Sztuczna inteligencja w grach planszowych

Tutaj można dyskutować na tematy ogólnie związane z grami planszowymi, nie powiązane z konkretnym tytułem.
Awatar użytkownika
cboot
Posty: 323
Rejestracja: 17 lut 2007, 14:28
Lokalizacja: Poznań
Has thanked: 4 times
Been thanked: 18 times

Sztuczna inteligencja w grach planszowych

Post autor: cboot »

Czasami w grach planszowych mamy do czynienia z wirtualnym przeciwnikiem - np. gdy gra jest przewidziana dla 3 osób, a dołożono wariant na 2. Natomiast w w grach kooperacyjnych czasami czasami rozgrywka oparta jest na schemacie: gracze kontra gra. W takich przypadkach twórcy wymyślają jakieś mniej lub bardziej skomplikowane algorytmy dające grze taką mini sztuczną inteligencję. W grach komputerowych o wiele łatwo coś takiego zaimplementować, w grach planszowych algorytm taki musi być jak najprostszy, by gracze nie musieli poświęcał połowy gry na obliczanie posunięć wirtualnego przeciwnika.

Gdzie waszym zdaniem projektanci najlepiej sobie z tym poradzili?

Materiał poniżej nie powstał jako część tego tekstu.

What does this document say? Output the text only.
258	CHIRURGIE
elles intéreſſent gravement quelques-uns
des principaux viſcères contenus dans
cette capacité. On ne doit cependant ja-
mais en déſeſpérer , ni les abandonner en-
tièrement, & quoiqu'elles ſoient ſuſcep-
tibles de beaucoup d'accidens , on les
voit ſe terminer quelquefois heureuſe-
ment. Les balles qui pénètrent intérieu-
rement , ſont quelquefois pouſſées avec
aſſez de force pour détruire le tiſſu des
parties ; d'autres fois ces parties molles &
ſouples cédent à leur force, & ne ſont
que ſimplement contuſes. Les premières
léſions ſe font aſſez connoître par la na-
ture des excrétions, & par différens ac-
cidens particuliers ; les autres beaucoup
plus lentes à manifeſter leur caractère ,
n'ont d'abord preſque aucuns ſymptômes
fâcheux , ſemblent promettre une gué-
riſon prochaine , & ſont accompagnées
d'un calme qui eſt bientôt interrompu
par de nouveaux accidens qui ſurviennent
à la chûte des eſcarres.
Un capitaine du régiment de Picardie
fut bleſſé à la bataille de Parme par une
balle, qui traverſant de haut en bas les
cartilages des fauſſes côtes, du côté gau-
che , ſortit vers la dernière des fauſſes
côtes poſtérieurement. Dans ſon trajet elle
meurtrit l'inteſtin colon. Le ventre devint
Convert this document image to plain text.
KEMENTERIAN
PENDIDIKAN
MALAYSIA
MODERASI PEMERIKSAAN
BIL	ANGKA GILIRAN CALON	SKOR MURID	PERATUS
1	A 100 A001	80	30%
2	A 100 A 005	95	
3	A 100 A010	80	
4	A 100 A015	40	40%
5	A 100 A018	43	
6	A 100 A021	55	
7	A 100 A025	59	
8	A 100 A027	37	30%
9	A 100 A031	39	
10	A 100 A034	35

(mam nadzieję, że nie było jeszcze tego tematu :wink: )
Awatar użytkownika
palladinus
Posty: 1494
Rejestracja: 29 paź 2010, 14:10
Lokalizacja: Poznań
Been thanked: 5 times
Kontakt:

Re: Sztuczna inteligencja w grach planszowych

Post autor: palladinus »

Generalnie całkiem fajnie jak na dungeon crawler są opracowani przeciwnicy w całej serii D&D. Z wydania na wydanie coraz ciekawsze rozwiązania, choć w Legend of Drizzt jeszcze nie sprawdziłem jak to działa. W swojej fazie każdy potwór ma najczęściej 3-4 możliwe ruchy/ataki w zależności od odległości od bohaterów. W Ravenlofcie poprostu jak był daleko to się zbliżał, po czym po osiągnięciu odpowiedniej pozycji, to atakował. Generalnie wystarczyło być szybszym od nich i nie dochodziły jak się tego nie chciało. We Wrathcie dodali potwory, które przywoływały innych, więc czasami zmuszało to do podejścia do nich.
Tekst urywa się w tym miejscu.